I'm going to share with you a little story and I guess you know that Aboriginal people like to tell stories. This is a story about Aboriginal people surviving and changing in a modern society of Australia in the early 50s. This guy that I'm going to talk about is probably universal, he's well known through TV and Walt Disney produced him some time ago.

As you probably know a lot of Aboriginal people are in prison, the highest prison rate in the world for Indigenous people and in 1950, it wasn't as bad as it is today. Anyhow this bloke, he's done a lot of time for what people would say were smaller crimes and he was in possession of alcohol and they locked him up for six months - if you know Yatala, here on the outskirts of Adelaide.

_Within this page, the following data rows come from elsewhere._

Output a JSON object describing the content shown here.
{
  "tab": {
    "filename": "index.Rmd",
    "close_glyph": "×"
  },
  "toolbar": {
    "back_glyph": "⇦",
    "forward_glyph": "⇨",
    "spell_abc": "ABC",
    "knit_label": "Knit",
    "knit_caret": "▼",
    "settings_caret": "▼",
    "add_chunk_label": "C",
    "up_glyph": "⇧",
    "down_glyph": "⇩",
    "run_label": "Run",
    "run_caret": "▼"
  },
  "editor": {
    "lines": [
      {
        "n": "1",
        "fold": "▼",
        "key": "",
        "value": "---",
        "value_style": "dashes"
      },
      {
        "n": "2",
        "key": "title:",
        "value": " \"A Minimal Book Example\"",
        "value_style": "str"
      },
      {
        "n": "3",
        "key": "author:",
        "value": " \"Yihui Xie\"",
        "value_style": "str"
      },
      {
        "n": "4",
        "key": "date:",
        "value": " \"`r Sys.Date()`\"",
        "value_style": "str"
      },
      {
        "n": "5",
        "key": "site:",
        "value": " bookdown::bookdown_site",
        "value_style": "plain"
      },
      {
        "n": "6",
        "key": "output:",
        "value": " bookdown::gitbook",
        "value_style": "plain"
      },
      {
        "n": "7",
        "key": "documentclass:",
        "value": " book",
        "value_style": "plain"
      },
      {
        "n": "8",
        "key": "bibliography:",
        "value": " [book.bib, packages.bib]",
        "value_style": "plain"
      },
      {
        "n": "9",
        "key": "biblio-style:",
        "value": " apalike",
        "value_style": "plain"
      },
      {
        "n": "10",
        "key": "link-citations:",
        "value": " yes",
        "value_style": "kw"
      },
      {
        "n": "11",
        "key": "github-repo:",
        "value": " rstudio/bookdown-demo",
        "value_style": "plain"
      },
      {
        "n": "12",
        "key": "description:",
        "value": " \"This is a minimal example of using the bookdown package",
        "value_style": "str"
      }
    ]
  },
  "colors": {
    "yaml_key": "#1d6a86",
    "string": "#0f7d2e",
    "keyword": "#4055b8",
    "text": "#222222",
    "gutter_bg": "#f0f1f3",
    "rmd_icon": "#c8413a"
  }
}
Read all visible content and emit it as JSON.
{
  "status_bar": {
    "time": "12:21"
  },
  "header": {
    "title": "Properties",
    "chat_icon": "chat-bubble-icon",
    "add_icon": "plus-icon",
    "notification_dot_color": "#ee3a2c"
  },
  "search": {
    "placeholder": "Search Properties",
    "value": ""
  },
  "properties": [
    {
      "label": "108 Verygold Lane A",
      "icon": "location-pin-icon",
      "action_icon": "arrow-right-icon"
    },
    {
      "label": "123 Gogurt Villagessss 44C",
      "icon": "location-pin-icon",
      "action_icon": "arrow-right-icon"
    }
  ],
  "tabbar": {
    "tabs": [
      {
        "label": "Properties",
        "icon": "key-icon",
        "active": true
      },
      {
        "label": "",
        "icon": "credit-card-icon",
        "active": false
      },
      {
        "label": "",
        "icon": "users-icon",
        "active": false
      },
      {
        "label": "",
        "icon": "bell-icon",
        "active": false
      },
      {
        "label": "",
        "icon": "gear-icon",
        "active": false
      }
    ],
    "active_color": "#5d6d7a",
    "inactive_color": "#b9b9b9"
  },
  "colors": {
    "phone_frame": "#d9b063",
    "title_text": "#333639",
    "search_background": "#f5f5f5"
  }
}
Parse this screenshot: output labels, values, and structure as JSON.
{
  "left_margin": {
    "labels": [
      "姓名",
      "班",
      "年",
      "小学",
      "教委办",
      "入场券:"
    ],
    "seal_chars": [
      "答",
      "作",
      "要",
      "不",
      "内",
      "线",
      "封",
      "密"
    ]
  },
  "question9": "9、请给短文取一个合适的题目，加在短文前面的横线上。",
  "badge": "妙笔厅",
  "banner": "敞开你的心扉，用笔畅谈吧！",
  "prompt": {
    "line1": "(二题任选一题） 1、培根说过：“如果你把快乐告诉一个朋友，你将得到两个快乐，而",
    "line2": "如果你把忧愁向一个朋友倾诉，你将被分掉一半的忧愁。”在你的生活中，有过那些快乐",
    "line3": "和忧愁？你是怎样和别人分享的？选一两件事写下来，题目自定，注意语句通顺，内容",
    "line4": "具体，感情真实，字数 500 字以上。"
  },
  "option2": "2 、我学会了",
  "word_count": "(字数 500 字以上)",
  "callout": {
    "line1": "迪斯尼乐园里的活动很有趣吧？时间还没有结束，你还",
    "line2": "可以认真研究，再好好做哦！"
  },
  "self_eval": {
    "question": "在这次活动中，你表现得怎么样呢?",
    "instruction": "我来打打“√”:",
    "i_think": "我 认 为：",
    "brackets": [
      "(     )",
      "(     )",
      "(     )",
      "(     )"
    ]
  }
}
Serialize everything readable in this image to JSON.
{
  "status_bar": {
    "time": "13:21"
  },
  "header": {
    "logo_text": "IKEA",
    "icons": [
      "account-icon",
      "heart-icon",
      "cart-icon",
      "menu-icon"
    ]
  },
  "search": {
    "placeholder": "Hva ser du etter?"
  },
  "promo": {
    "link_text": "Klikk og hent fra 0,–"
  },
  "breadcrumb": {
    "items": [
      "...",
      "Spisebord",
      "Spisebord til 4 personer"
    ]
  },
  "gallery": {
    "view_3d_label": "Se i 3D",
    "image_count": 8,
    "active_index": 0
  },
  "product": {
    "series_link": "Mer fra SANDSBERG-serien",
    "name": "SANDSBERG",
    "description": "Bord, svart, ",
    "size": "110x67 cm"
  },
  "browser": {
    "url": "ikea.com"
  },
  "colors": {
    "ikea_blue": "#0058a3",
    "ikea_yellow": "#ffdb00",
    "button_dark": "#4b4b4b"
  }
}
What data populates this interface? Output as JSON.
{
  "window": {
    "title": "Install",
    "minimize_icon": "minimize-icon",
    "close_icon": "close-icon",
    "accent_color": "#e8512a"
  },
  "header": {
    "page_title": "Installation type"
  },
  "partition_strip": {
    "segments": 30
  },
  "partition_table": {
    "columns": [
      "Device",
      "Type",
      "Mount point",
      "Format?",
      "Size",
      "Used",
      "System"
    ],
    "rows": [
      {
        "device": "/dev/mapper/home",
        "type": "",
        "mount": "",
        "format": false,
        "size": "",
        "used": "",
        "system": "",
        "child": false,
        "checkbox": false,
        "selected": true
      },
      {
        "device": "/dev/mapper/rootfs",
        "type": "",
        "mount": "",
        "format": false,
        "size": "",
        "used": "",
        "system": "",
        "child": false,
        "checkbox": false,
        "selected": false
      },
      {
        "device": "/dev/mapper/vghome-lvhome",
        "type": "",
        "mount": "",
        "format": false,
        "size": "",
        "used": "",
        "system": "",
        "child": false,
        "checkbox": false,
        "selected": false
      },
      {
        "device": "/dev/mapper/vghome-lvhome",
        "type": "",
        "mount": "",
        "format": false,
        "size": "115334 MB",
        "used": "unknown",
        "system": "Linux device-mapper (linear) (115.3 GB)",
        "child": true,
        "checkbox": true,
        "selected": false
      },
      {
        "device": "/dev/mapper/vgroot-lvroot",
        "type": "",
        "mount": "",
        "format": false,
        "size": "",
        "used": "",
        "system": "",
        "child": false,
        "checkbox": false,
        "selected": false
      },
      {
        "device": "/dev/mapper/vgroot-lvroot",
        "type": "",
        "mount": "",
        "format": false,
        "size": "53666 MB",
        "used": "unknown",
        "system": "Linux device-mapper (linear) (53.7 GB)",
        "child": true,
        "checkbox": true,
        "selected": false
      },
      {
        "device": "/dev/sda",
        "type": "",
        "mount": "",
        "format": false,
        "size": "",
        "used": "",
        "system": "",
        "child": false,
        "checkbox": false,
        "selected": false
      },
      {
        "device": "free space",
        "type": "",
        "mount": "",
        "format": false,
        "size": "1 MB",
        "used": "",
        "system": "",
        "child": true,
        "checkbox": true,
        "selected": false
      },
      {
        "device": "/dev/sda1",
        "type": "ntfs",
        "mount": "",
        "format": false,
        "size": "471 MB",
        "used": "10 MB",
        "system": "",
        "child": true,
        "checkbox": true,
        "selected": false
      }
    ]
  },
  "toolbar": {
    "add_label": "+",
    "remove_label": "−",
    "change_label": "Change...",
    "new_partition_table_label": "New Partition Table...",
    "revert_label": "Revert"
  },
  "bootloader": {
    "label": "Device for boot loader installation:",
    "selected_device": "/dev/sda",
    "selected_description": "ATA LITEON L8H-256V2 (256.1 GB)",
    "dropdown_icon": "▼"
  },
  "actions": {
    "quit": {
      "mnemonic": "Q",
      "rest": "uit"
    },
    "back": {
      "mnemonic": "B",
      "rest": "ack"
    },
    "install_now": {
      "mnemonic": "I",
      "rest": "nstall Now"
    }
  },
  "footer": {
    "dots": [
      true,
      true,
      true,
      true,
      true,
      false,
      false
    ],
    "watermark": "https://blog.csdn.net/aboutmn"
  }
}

They let him out and he walked to Gepps Cross Pub there on Main North Road to wait for the bus to pick him up and take him back to the mission. Anyhow the war had just finished, the Second World War and they gave him a pair of army boots, those hob nail boots and the big army over coats with pockets on the side. They gave him a couple of bob shillings and as he was getting near Gepps Cross Pub he could smell the fumes of alcohol. We can all smell alcohol can't we sometimes? Is that true?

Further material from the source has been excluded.